(UPDATED Sept. 8: A 25-year property tax abatement, 100 percent for 15 years, 50 percent for 10 years, and a sales tax exemption on construction materials was unanimously approved for the One Nine Vine project at a special Planned Industrial Expansion Authority board meeting Tuesday.)
By Kevin Collison
The first phase of the proposed One Nine Vine mixed-use development, a $25.6 million apartment building with ground floor retail, is scheduled to be considered by a city development agency this week.
The proposal, first reported by CityScene KC last September, is being pursued by former City Councilman Kelvin Simmons for a vacant lot southeast of 19th and Vine in the 18th & Vine Historic District.
The development was described as critical to revitalizing the 18th & Vine area in its application to the Planned Industrial Expansion Authority.
“Not receiving assistance will put into motion a domino effect of negative impacts such as perpetuating ongoing disinvestment in the (18th & Vine) District…(and) inequitably rewarding economic development incentives in non-diverse areas of the city.”
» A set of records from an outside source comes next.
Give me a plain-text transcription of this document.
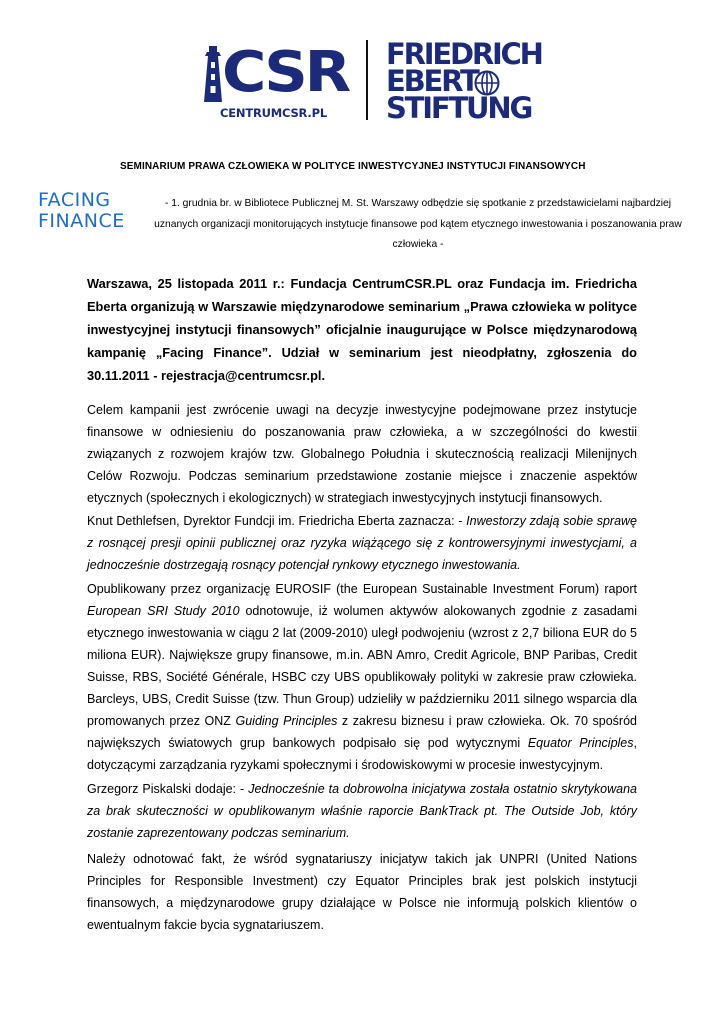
CSR
CENTRUMCSR.PL
FRIEDRICH
EBERT
STIFTUNG
SEMINARIUM PRAWA CZŁOWIEKA W POLITYCE INWESTYCYJNEJ INSTYTUCJI FINANSOWYCH
FACING
FINANCE
- 1. grudnia br. w Bibliotece Publicznej M. St. Warszawy odbędzie się spotkanie z przedstawicielami najbardziej uznanych organizacji monitorujących instytucje finansowe pod kątem etycznego inwestowania i poszanowania praw człowieka -
Warszawa, 25 listopada 2011 r.: Fundacja CentrumCSR.PL oraz Fundacja im. Friedricha Eberta organizują w Warszawie międzynarodowe seminarium „Prawa człowieka w polityce inwestycyjnej instytucji finansowych” oficjalnie inaugurujące w Polsce międzynarodową kampanię „Facing Finance”. Udział w seminarium jest nieodpłatny, zgłoszenia do 30.11.2011 - rejestracja@centrumcsr.pl.
Celem kampanii jest zwrócenie uwagi na decyzje inwestycyjne podejmowane przez instytucje finansowe w odniesieniu do poszanowania praw człowieka, a w szczególności do kwestii związanych z rozwojem krajów tzw. Globalnego Południa i skutecznością realizacji Milenijnych Celów Rozwoju. Podczas seminarium przedstawione zostanie miejsce i znaczenie aspektów etycznych (społecznych i ekologicznych) w strategiach inwestycyjnych instytucji finansowych.
Knut Dethlefsen, Dyrektor Fundcji im. Friedricha Eberta zaznacza: - Inwestorzy zdają sobie sprawę z rosnącej presji opinii publicznej oraz ryzyka wiążącego się z kontrowersyjnymi inwestycjami, a jednocześnie dostrzegają rosnący potencjał rynkowy etycznego inwestowania.
Opublikowany przez organizację EUROSIF (the European Sustainable Investment Forum) raport European SRI Study 2010 odnotowuje, iż wolumen aktywów alokowanych zgodnie z zasadami etycznego inwestowania w ciągu 2 lat (2009-2010) uległ podwojeniu (wzrost z 2,7 biliona EUR do 5 miliona EUR). Największe grupy finansowe, m.in. ABN Amro, Credit Agricole, BNP Paribas, Credit Suisse, RBS, Société Générale, HSBC czy UBS opublikowały polityki w zakresie praw człowieka. Barcleys, UBS, Credit Suisse (tzw. Thun Group) udzieliły w październiku 2011 silnego wsparcia dla promowanych przez ONZ Guiding Principles z zakresu biznesu i praw człowieka. Ok. 70 spośród największych światowych grup bankowych podpisało się pod wytycznymi Equator Principles, dotyczącymi zarządzania ryzykami społecznymi i środowiskowymi w procesie inwestycyjnym.
Grzegorz Piskalski dodaje: - Jednocześnie ta dobrowolna inicjatywa została ostatnio skrytykowana za brak skuteczności w opublikowanym właśnie raporcie BankTrack pt. The Outside Job, który zostanie zaprezentowany podczas seminarium.
Należy odnotować fakt, że wśród sygnatariuszy inicjatyw takich jak UNPRI (United Nations Principles for Responsible Investment) czy Equator Principles brak jest polskich instytucji finansowych, a międzynarodowe grupy działające w Polsce nie informują polskich klientów o ewentualnym fakcie bycia sygnatariuszem.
Simmons could not be reached immediately for comment, however last year he described the One Nine Vine plan as “not a gentrification scenario.”
“What’s been missing at 18th and Vine is private capital investment. It’s been all government,” he told CityScene.
The first building in what is anticipated to be a three-phase redevelopment project would include 80 apartments, 14,678 square feet of retail and 85 covered and surface parking lots, according to the PIEA application.
The One Nine Vine project was described as the “first multi-family, market-rate attainable and affordable housing development built in the historic 18th & Vine district since 2006.”
The 1900 Vine LLC development team includes Simmons and his firm, the Avenir Group, and Tatum Martin, a Florida developer with Mar-Ston Development. Former City Councilman Troy Nash is listed as a consultant.
The developers are seeking a 25-year, 100 percent property tax abatement from the PIEA, the maximum allowed by state law, as well as a sales tax exemption on construction materials. The value of the incentive package was estimated at $3.2 million.
A full 25-year abatement is significantly larger than current city policy, which has set a limit of 10 years at 70 percent and 5 years at 30 percent. There are exemptions for projects however, that meet the city’s affordable housing goals or are in distressed Census tracts.
Thirty, one-bedroom apartments are planned in the One Nine Vine project. Monthly rents for a 675 square-foot unit would be $850, with seven reserved as affordable at $726 per month.
Fifty, two-bedroom units are planned. Monthly rents for a 875 square-foot unit would go for $1,100 with seven set aside as affordable at $835.
The development group already has been approved for $4.3 million in assistance from the Central City Economic Development special sales tax. The developer equity and debt was pegged at $18.2 million in the PIEA application.
The One Nine Vine application has letters of support from several prominent, non-city elected officials: State Rep. Barbara Washington, State Sen. Kiki Curls, State Rep. Michael Johnson and Jackson County Legislator Crystall Williams.
The second phase of the One Nine Vine proposal on the southwest corner of 19th and Vine is described as 7,000 square-feet of ground floor retail, a 30,000 square-foot super market, 200 “middle income” apartments and more than 150 parking spaces.
The cost of the first and second phase was estimated at $68 million.
A third phase on the west side of Vine closer to 18th street calls for 35,000 square-feet of ground floor restaurant and retail space, 33,000 square-feet of office, 60 market-rate apartments and more than 65 parking spaces.
No cost estimate was provided.
If approved, the development group expects to begin construction of the first phase this fall with completion in early 2023, according to the PIEA application.